Women’s Equality Day
Written by Morayo Omogbenigun, Research Assistant for RACE and BSWN placement student.
Women’s Equality Day is an American holiday on the 26th of August celebrating the 19th Amendment, which gave women in the USA voting rights in 1920. While this was seen as a hallmark achievement in first wave feminism, women of colour have historically been left out of mainstream feminism. At the time, African American women wanted the vote in order to empower their communities by voting people of colour into office while white women sought out the vote in order to be on par with their husbands.
This distinction has been present throughout the history of feminism, where women of colour have been excluded. In Beverly Bryan, Stella Dadzie and Suzanna Scafe’s book The Heart of Race: Black Women’s Lives in Britain (1985), they write that while Black women were campaigning for women’s reproductive rights due to mass sterilisation through forced birth control, the mainstream pro-choice movement led by white feminists failed to take this into consideration. Moving to the present day, many women of colour still feel at odds with the ‘mainstream’ feminist movement, which lacks the ability to criticise institutional issues such as racism, ableism and Islamophobia, and how this applies to women around the world.
With the Taliban gaining control of large parts of Afghanistan following the withdrawal of US and UK forces, there has been concern about what this means for women. Many are using the lack of women’s rights under the Taliban in Afghanistan to justify the involvement of Western powers. Indeed, the concern about women’s rights is genuine, but Western imperialism and White Saviorism is not the answer to women’s rights. In the Western lens, Afghan women have been depersonalised and portrayed as helpless, mainly by white women, which in itself is a form of racism and Islamophobia within the mainstream feminist movement.

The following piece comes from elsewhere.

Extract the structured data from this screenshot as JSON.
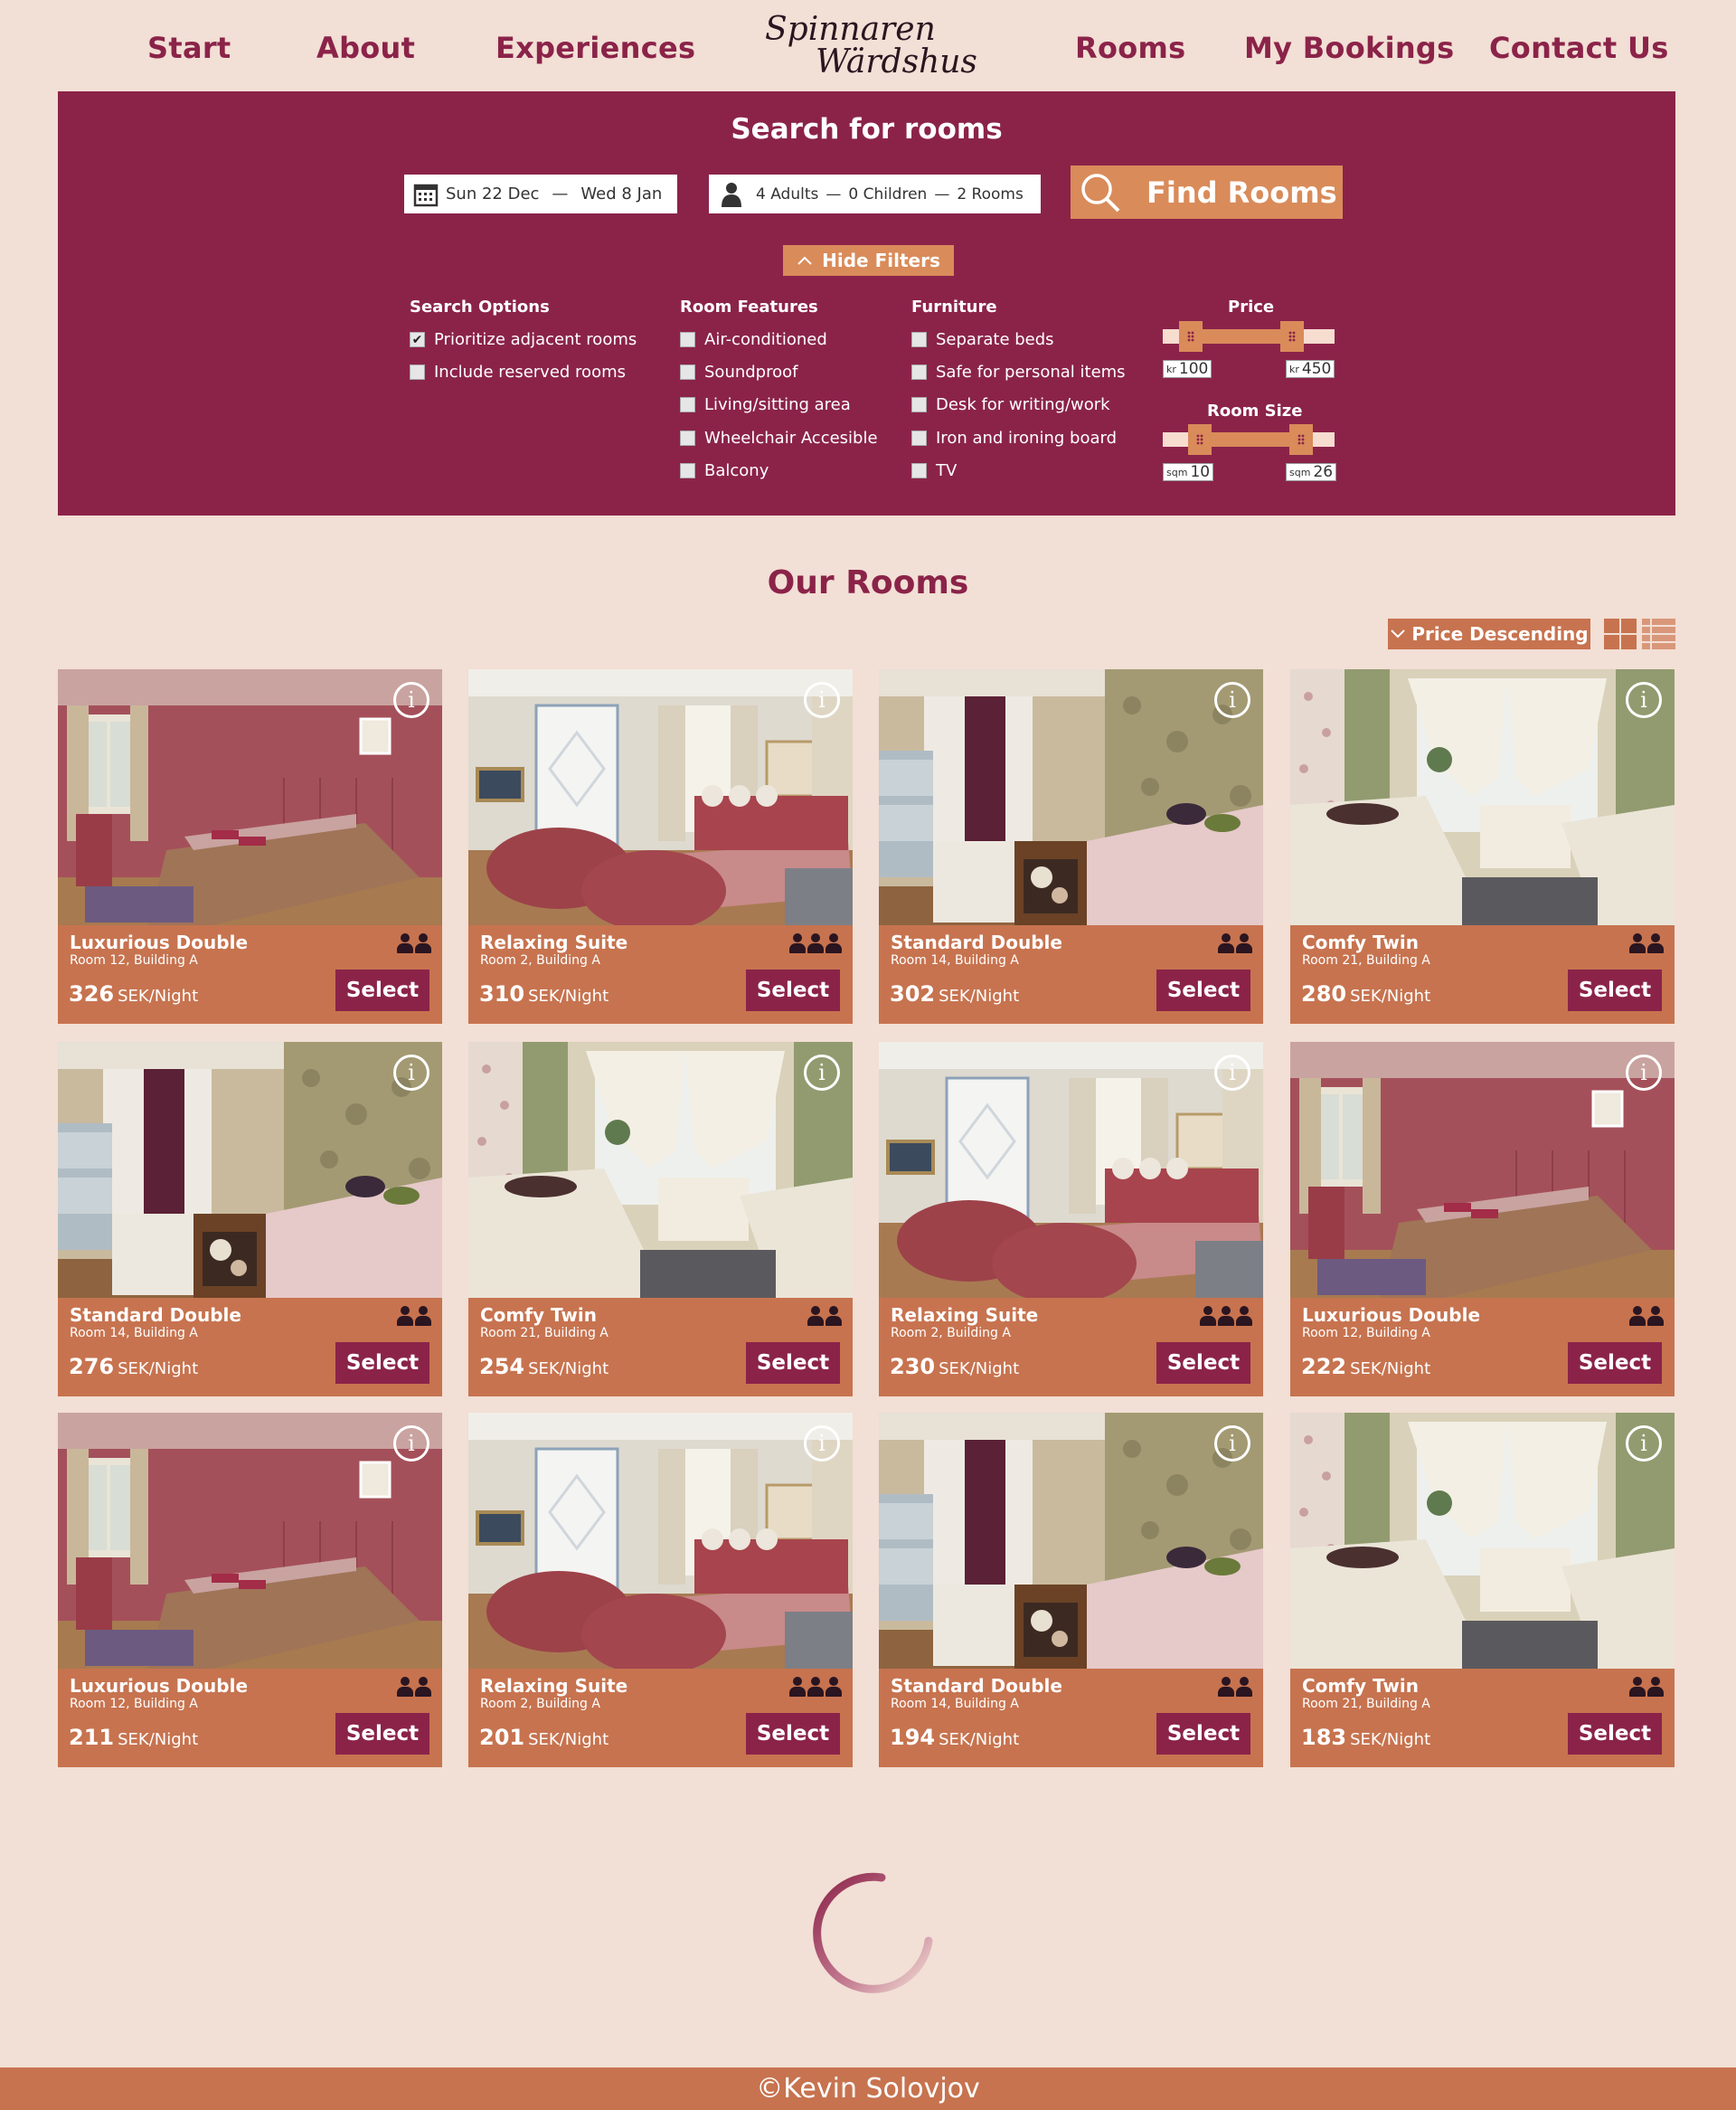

In order for women’s rights to be truly achieved, feminism has to be for everyone. A key lesson the Black Lives Matter movement and intersectionality has taught us, is that all struggles of marginalised communities are interlinked. Feminism is about looking at all the structures (the carceral state, racism, Islamophobia, ableism, transphobia, homophobia for example) which work together to subjugate women. Without feminism being intersectional, it cannot be truly liberatory.